Another way to manage access is to take it to the network level. There are plenty of devices sold on the market specifically advertising functionality along these lines. Disney Circle, eero Pro mesh, and more. Tools like these are usually easy to set up and have decent functionality. On the other hand, they also could hurt your network traffic and if you’re like me you don’t want protecting your kids to come at a productivity cost to yourself (through latency issues, etc).

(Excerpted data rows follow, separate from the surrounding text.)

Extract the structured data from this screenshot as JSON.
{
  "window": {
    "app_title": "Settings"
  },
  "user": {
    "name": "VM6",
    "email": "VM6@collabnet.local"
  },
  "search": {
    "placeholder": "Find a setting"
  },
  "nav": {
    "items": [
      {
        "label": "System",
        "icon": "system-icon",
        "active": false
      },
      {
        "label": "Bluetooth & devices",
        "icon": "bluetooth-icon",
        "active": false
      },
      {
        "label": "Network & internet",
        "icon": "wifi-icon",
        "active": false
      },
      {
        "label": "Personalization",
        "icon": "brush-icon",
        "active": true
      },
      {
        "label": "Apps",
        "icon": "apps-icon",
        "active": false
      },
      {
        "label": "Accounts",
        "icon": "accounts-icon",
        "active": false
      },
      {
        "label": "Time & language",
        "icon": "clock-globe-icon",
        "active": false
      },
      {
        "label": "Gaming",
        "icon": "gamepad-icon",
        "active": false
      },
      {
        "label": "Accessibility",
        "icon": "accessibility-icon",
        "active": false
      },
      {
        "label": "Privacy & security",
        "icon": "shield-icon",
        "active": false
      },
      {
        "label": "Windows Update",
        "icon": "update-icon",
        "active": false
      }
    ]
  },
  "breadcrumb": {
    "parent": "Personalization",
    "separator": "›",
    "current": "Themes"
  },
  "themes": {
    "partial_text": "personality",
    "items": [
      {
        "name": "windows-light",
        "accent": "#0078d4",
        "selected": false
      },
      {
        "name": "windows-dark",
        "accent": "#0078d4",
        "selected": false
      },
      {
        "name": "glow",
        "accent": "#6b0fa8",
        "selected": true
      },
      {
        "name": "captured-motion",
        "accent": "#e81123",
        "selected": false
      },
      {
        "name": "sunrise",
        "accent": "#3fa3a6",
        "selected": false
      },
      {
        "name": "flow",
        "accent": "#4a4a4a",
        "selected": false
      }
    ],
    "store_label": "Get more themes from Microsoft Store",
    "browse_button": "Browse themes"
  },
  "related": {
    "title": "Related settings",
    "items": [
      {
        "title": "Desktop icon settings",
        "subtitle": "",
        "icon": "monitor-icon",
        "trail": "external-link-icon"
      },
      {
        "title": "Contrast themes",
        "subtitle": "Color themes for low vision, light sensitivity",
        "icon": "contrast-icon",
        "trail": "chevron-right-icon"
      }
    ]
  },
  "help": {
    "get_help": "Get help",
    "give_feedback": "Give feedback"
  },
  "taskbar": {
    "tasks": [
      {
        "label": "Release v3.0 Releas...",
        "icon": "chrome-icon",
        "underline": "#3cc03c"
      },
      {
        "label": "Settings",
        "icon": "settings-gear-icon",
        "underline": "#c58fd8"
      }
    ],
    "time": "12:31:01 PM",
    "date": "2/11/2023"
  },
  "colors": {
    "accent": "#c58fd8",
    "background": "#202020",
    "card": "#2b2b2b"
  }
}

I enjoy myself some slightly more sophisticated network equipment at home. Not professional by any sense of the imagination, but prosumer perhaps. I have the Ubiquiti EdgeRouter Lite and several Ubiquiti AC access points. The ER-Lite allows me to make use of some advanced firewall policies to flat out disable all LAN access to certain devices during certain times. I concede the point that if they are on a cell phone they could just disable wifi and switch to cellular data to bypass my restriction. That said, we have some data usage policies there as well.

Managing technology via your router - Ubiquiti EdgeRouter Lite LAN firewall policies
Ubiquiti EdgeRouter Lite LAN firewall policies

Managing Technology by family policy

While using technology to managing technology is all fine and dandy, sometimes the old-fashioned ways are still the best. I’m talking about setting policies within the family. Setting policies as and for the family is actually where you should start. Clearly communicating expectations with your children first ensures they know the rules. Second, it sets a baseline where reward and punishment can be derived.

One of the policies we have within our family is that tasks must be completed before technology can be used. This means that chores, homework, etc., is their first priority. Obviously if technology is required in order to complete those tasks we do make an exception.

Another policy we have is an anti-social-media policy. We had a situation a couple years ago that led to bi-directional cyberbullying between one of our children and another kid. It was intense. Use of social-media by this child was tenuous at best but that solidified our position on it.

Similarly, while we allow them to play Roblox and Minecraft, we have a policy prohibiting them from joining the communities. What that means is that they are not allowed to talk to anybody they don’t know in person. Rather than leave it at that we continually talk about the dangers involved. Among those dangers, they could share seemingly innocuous information that may lead to their discovery in the “real world”.

Honestly I think clear and open communication is the best way for managing technology within the home. Using tools to enforce or simplify it is secondary.

Conclusion

Technology is a great thing. Kids these days have it as a core part of their life which makes it harder to manage. Some ways for managing technology in the home are implementing screen-time limits, making use of the tools available to you, and setting policies. It is an ever-changing landscape and requires constant tweaking for your individual needs and personalities. Ultimately the goal is to balance access and learning with their protection.